Dans un contexte de recrudescence inquiétante des agressions de praticiens, Xavier Bertrand s’était engagé, lors des assises du Centre national des professions de santé le 17 mars dernier, à officialiser très rapidement le protocole national négocié entre les ministères de la Santé, de l’Intérieur et de la Justice, visant à mieux garantir la sécurité des professionnels de santé. Les hospitaliers bénéficiaient d’un dispositif similaire depuis 2005. Voilà qui est chose faite : les trois ministres viennent de parapher un texte « pour la sécurité des professionnels de santé » et « garantir un service de santé sur l’ensemble du territoire », place Beauvau, siège du ministère de l’Intérieur à Paris. Voilà plusieurs mois que l’Ordre des médecins, qui abrite l’Observatoire pour la sécurité des médecins, travaillait sur ce projet avec six autres ordres nationaux.
Pour l’année 2010, le bilan de l’Observatoire national pour la sécurité des médecins avait fait apparaître une montée très inquiétante des agressions, verbales ou physiques concernant les médecins avec un accroissement de 80 % du nombre de signalements. Ainsi, 920 incidents ont été signalés à l’Observatoire en 2009, dont 63 % verbaux ou menaçants, et 25 % de vols et tentatives. Les médecins généralistes sont particulièrement visés : ils représentent 62 % des plaintes, tout comme les femmes qui représentent 43 % des victimes, un taux bien supérieur à leur représentation démographique. L’Ordre des médecins, les syndicats et particulièrement la Confédération des syndicats médicaux français, se sont emparés du dossier, lequel a été un peu retardé par le dernier remaniement. Mais voilà qui est enfin fait.
« Il est profondément immoral de s’attaquer aux professionnels de santé », a jugé Claude Guéant, le ministre de l’Intérieur. Ce protocole représente pour lui, le moyen de « garantir un service de santé dense, de qualité, sur l’ensemble du territoire ».

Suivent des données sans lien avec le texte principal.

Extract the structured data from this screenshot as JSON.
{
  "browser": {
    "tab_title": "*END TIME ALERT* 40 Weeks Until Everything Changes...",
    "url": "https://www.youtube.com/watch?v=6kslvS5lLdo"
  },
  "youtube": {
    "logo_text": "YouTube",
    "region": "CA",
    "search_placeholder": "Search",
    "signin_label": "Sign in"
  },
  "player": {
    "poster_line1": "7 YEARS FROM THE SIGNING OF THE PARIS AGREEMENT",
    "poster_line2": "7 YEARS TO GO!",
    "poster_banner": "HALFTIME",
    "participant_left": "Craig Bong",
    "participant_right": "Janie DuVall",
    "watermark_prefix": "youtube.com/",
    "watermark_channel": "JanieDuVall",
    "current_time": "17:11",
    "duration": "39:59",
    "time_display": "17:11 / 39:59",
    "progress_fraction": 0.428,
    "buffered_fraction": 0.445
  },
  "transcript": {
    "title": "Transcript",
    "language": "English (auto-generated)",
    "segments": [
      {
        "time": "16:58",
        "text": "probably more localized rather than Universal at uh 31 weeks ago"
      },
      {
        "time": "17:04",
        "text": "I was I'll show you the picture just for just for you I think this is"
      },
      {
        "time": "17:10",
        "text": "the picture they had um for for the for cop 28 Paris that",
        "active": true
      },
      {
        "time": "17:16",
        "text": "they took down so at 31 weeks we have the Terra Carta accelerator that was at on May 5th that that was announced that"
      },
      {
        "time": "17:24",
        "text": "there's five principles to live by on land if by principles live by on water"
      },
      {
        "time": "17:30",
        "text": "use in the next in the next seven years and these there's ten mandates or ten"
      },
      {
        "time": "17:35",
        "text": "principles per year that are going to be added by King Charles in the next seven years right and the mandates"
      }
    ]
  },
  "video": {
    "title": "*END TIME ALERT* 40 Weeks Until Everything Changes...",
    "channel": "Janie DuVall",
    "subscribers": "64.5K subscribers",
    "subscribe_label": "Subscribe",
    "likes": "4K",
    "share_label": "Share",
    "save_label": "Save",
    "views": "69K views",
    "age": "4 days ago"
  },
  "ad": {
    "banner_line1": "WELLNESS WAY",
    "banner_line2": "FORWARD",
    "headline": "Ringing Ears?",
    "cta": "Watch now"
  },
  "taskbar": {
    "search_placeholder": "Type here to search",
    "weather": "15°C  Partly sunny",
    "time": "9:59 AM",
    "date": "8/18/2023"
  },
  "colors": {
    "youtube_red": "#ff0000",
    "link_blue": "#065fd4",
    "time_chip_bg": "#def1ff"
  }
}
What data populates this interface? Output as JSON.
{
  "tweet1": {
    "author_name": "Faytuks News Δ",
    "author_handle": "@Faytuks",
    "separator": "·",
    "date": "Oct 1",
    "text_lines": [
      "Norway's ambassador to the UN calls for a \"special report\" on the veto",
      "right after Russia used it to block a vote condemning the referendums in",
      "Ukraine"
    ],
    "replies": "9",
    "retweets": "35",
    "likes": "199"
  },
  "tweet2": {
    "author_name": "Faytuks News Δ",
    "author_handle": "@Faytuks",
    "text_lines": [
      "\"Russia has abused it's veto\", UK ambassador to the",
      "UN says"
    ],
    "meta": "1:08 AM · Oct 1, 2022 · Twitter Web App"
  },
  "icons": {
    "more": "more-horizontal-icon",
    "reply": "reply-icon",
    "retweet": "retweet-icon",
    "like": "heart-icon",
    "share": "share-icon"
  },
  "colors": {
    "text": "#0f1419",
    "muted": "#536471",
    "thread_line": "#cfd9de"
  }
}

En pratique, plusieurs mesures protocole visent à améliorer le traitement de ces violences. Il en va ainsi de la sensibilisation à la conduite à tenir en cas de problèmes ou le renforcement de la circulation de l’information entre les différents acteurs. Dans chaque département, des interlocuteurs dédiés, « référents spécialisés » pour les professionnels de santé seront notamment désignés au sein des commissariats de police et des brigades de gendarmerie. Des procédures d’alerte seront mises en place, comme un numéro d’appel dédié vers police-secours ou la géolocalisation des médecins en intervention. Claude Guéant a informé que des boitiers étaient en cours d’expérimentation, permettant de déclencher l’intervention des secours par le simple appui sur une touche. Pour le ministère de l’Intérieur, « la première des dissuasions reste la certitude de la sanction, et plusieurs mesures tendent aussi à mieux sanctionner les violences visant les professionnels de santé ».
Faisant état de "161 condamnations fermes prononcées (en ce domaine) en 2009, contre 98 en 2005", le ministre de la Justice Michel Mercie a estimé que la « réponse pénale à de tels actes doit être ferme ».
Le dispositif a été imaginé pour coller aux réalités du terrain. Ce seront donc les instances territoriales des ordres qui seront les véritables acteurs de la politique de sécurité, en concertation étroite avec les préfets, les forces de sécurité et les procureurs de la République.
Le ministre de la Justice a souligné que conformément aux dispositions du Code de procédure pénale, les procureurs "pourront autoriser la domiciliation (des plaignants) à leur adresse professionnelle ou au service de police ou de gendarmerie" ayant enregistré leur plainte. Le garde des Sceaux a également informé que les procureurs aviseront les intéressés des suites procédurales données à leur plainte.
Xavier Bertrand s’est, de son côté, félicité que ce protocole s’adresse à tous les professionnels de santé, et non plus aux seuls établissements publics et privés, jusqu’ici concernés par le précédent texte datant de 2005.